If I have an AcoustID, this is a tool to help me differentiate recordings. In MB uses this tool and bypasses in part its abilities, then MB is at fault. The tool is there, it is just not being used to its fullest capability.

Why does this matter? Well, if I have a recording that MB has with the AcoustID of different edits, remixes, clean vs explicit… and as seen now different file formats of the same source… what is the purpose? If I rip a CD into FLAC, MP3, M4A and Opus, I have a choice to make. Are they the same, or are they different? In this case, the AcoustID follows the different side, while MB follows the same. These are mismatched tools. If I want to recognize a recording, I find it better in my testing (although only a few days in) that MB cannot compare to other platforms in accuracy.

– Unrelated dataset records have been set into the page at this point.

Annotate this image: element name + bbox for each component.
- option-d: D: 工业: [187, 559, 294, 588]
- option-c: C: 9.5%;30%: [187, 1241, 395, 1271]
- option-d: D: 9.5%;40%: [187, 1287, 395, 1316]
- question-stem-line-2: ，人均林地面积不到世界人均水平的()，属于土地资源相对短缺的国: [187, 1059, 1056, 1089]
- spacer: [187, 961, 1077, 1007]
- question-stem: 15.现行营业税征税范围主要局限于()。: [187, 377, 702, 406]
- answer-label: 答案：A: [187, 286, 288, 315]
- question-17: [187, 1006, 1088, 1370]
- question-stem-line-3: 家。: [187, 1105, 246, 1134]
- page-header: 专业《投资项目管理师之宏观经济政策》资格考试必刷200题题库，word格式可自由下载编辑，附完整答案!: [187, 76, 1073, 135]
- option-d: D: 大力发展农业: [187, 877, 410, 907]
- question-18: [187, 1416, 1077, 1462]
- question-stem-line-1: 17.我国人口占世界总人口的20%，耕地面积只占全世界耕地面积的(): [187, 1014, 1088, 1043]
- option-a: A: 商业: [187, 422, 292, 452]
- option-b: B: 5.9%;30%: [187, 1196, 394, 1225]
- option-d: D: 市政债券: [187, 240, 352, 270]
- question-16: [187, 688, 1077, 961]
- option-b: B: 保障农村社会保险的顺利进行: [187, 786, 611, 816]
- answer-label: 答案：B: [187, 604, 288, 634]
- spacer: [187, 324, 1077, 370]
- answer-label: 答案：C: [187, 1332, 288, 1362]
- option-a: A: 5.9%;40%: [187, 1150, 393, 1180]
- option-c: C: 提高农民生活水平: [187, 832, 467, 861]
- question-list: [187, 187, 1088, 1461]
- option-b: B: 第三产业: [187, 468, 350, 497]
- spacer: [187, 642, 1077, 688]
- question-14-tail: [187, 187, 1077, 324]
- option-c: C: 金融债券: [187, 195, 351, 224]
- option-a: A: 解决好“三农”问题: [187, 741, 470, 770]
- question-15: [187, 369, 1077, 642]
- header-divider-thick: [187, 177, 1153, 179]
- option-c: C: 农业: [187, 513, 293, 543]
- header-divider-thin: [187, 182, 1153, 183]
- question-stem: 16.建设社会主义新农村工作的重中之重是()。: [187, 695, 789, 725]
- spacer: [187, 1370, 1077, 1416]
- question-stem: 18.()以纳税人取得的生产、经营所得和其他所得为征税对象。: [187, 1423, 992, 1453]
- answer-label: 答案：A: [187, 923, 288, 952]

It is my opinion that if MB wants to consider all masters of a recording the same (and not introduce a second layer of differentiation), then it should not be using other tools that do. It creates a mess that people that want accurate info find problematic. It is not doing what it states that it does.

What do you think it is purporting to do?

AcoustID functions exactly as I would expect it to.
As Musicbrainz recordings are defined they can (and often, are likely to) have various releases that sound different/have a different waveform.
I would expect these to generate different ID’s, which we can then point to the same MB recordings.